Oil demand peaks under all scenarios in IEA WEO

  • : Crude oil
  • 22/10/27

Global oil demand peaks under all three of the scenarios in the IEA's latest World Energy Outlook (WEO).

The Stated Policies Scenario (STEPS), which is based on prevailing policies worldwide, has global oil demand rising to 102.4mn b/d by 2030, up from 94.5mn b/d last year, with China, India and southeast Asia accounting for more than 60pc of that increase. Demand then peaks in the mid‐2030s at around 103mn b/d as reductions in advanced economies outweigh growth in emerging market and developing economies, before dipping to 102.1mn b/d by 2050.

"There is continued growth in the use of oil for aviation and shipping, as a petrochemical feedstock, and as fuel in heavy trucks, but from the mid‐2030s this is more than offset by declining oil use in other sectors, especially in passenger cars, buildings and power generation," the IEA said.

On the supply side, the STEPS assumes that Russian oil production sheds 2mn b/d in the near term as a result of European and US sanctions, and that it stays well below pre-Ukraine war projections in the long term. The US, Middle East Opec producers, Guyana and Brazil account for the largest production increases this decade. And Opec's share of oil output rises from 35pc in 2021 to 36pc in 2030 and 43pc in 2050.

The WEO explores two other scenarios — the Announced Pledges Scenario (APS) assumes government targets on emissions are met in full and on time, and the Net Zero Emissions by 2050 Scenario (NZE) lays a path to limit global warming to 1.5°C and achieve "universal access to modern energy by 2030".

Global oil demand peaks in the mid-2020s at 98mn b/d under the APS, with faster electrification in the transport and buildings sectors helping governments meet their climate pledges. Use of oil for petrochemical feedstocks also grows more slowly under this scenario than under the STEPS. Under the NZE scenario, oil demand already peaked back in 2019 and drops by 20mn b/d between 2021 and 2030, with 15mn b/d of that reduction in advanced economies.

Global energy crisis

The WEO highlights the scale of disruption in energy markets this year and notes that subdued investment in 2015-20 has made the sector much more vulnerable to this than it would have been otherwise. "The world is in the midst of the first truly global energy crisis, with impacts that will be felt for years to come," IEA executive director Fatih Birol said.

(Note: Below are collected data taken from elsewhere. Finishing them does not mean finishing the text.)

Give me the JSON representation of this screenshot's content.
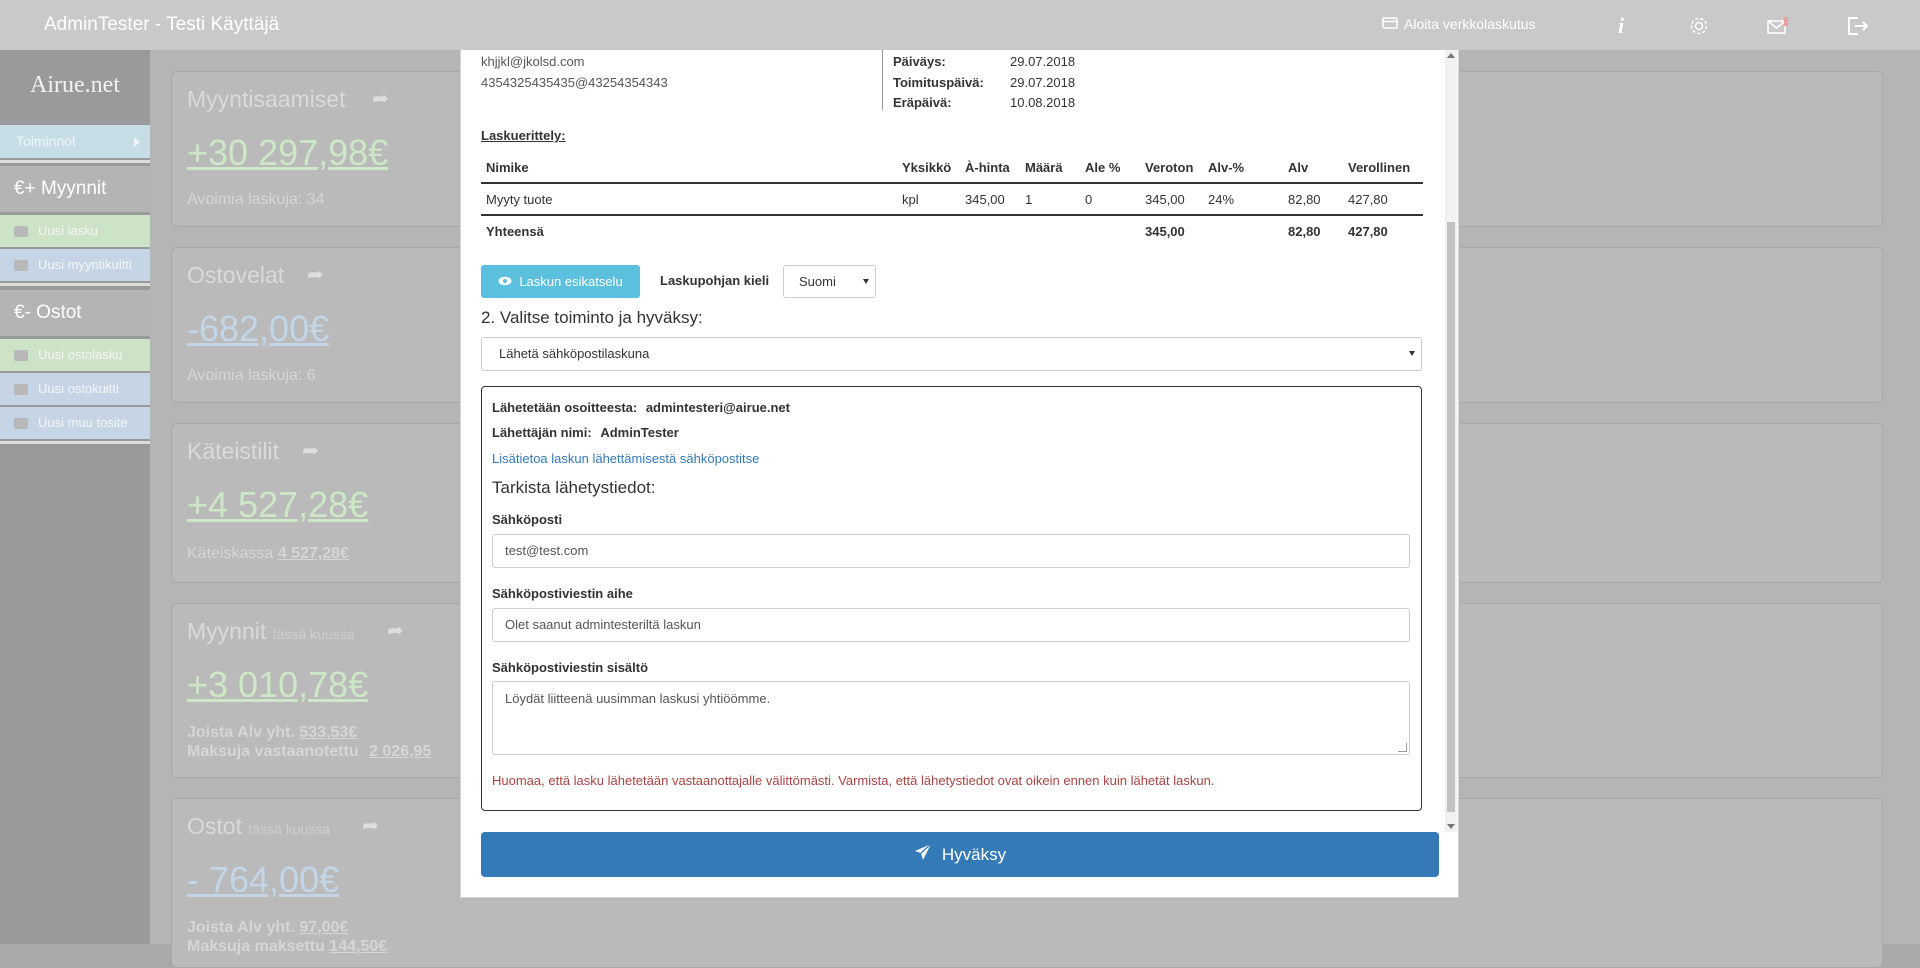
{
  "topbar": {
    "title": "AdminTester - Testi Käyttäjä",
    "action_label": "Aloita verkkolaskutus",
    "icons": [
      "card-icon",
      "info-icon",
      "gear-icon",
      "mail-icon",
      "logout-icon"
    ]
  },
  "sidebar": {
    "logo": "Airue.net",
    "toiminnot": "Toiminnot",
    "sales_header": "€+  Myynnit",
    "sales_items": [
      "Uusi lasku",
      "Uusi myyntikuitti"
    ],
    "purchases_header": "€-  Ostot",
    "purchase_items": [
      "Uusi ostolasku",
      "Uusi ostokuitti",
      "Uusi muu tosite"
    ]
  },
  "dashboard": {
    "receivables": {
      "title": "Myyntisaamiset",
      "amount": "+30 297,98€",
      "sub": "Avoimia laskuja: 34"
    },
    "payables": {
      "title": "Ostovelat",
      "amount": "-682,00€",
      "sub": "Avoimia laskuja: 6"
    },
    "cash": {
      "title": "Käteistilit",
      "amount": "+4 527,28€",
      "sub_label": "Käteiskassa",
      "sub_value": "4 527,28€"
    },
    "sales_month": {
      "title": "Myynnit",
      "title_small": "tässä kuussa",
      "amount": "+3 010,78€",
      "vat_label": "Joista Alv yht.",
      "vat_value": "533,53€",
      "paid_label": "Maksuja vastaanotettu",
      "paid_value": "2 026,95"
    },
    "purchases_month": {
      "title": "Ostot",
      "title_small": "tässä kuussa",
      "amount": "- 764,00€",
      "vat_label": "Joista Alv yht.",
      "vat_value": "97,00€",
      "paid_label": "Maksuja maksettu",
      "paid_value": "144,50€"
    }
  },
  "invoice": {
    "recipient_email": "khjjkl@jkolsd.com",
    "recipient_einvoice": "4354325435435@43254354343",
    "dates": [
      {
        "label": "Päiväys:",
        "value": "29.07.2018"
      },
      {
        "label": "Toimituspäivä:",
        "value": "29.07.2018"
      },
      {
        "label": "Eräpäivä:",
        "value": "10.08.2018"
      }
    ],
    "section_title": "Laskuerittely:",
    "columns": [
      "Nimike",
      "Yksikkö",
      "À-hinta",
      "Määrä",
      "Ale %",
      "Veroton",
      "Alv-%",
      "Alv",
      "Verollinen"
    ],
    "rows": [
      [
        "Myyty tuote",
        "kpl",
        "345,00",
        "1",
        "0",
        "345,00",
        "24%",
        "82,80",
        "427,80"
      ]
    ],
    "total": {
      "label": "Yhteensä",
      "veroton": "345,00",
      "alv": "82,80",
      "verollinen": "427,80"
    }
  },
  "controls": {
    "preview_button": "Laskun esikatselu",
    "lang_label": "Laskupohjan kieli",
    "lang_value": "Suomi",
    "step2_title": "2. Valitse toiminto ja hyväksy:",
    "action_value": "Lähetä sähköpostilaskuna"
  },
  "email_panel": {
    "sender_label": "Lähetetään osoitteesta:",
    "sender_value": "admintesteri@airue.net",
    "sender_name_label": "Lähettäjän nimi:",
    "sender_name_value": "AdminTester",
    "info_link": "Lisätietoa laskun lähettämisestä sähköpostitse",
    "check_title": "Tarkista lähetystiedot:",
    "email_label": "Sähköposti",
    "email_value": "test@test.com",
    "subject_label": "Sähköpostiviestin aihe",
    "subject_value": "Olet saanut admintesteriltä laskun",
    "body_label": "Sähköpostiviestin sisältö",
    "body_value": "Löydät liitteenä uusimman laskusi yhtiöömme.",
    "warning": "Huomaa, että lasku lähetetään vastaanottajalle välittömästi. Varmista, että lähetystiedot ovat oikein ennen kuin lähetät laskun."
  },
  "approve_button": "Hyväksy"
}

Birol places much of the blame on Russia's invasion of Ukraine and rejects suggestions that accelerated transition targets have compromised energy security. "When people misleadingly blame climate and clean energy for today's crisis, what they are doing, whether they mean to or not, is shifting attention away from the real cause — Russia's invasion of Ukraine," he said.

The IEA notes that energy markets remain "extremely vulnerable" due to "unrelenting geopolitical and economic concerns", including rising inflation, a possible global recession and a "huge $2 trillion windfall for fossil fuel producers above their 2021 net income". But it also flags the emergence of longer-term measures to protect consumers from the energy crisis, pointing to government policies to reduce inflation, set clean energy targets and increase the share of nuclear and renewable resources in national energy mixes.

Under the STEPS, these initiatives drive global clean energy investment up by more than 50pc from today's levels to over $2 trillion/yr by 2030. But this is insufficient to meet the Paris climate agreement goals. "It would need to be above $4 trillion by the same date in the Net Zero Emissions by 2050 Scenario," the IEA said.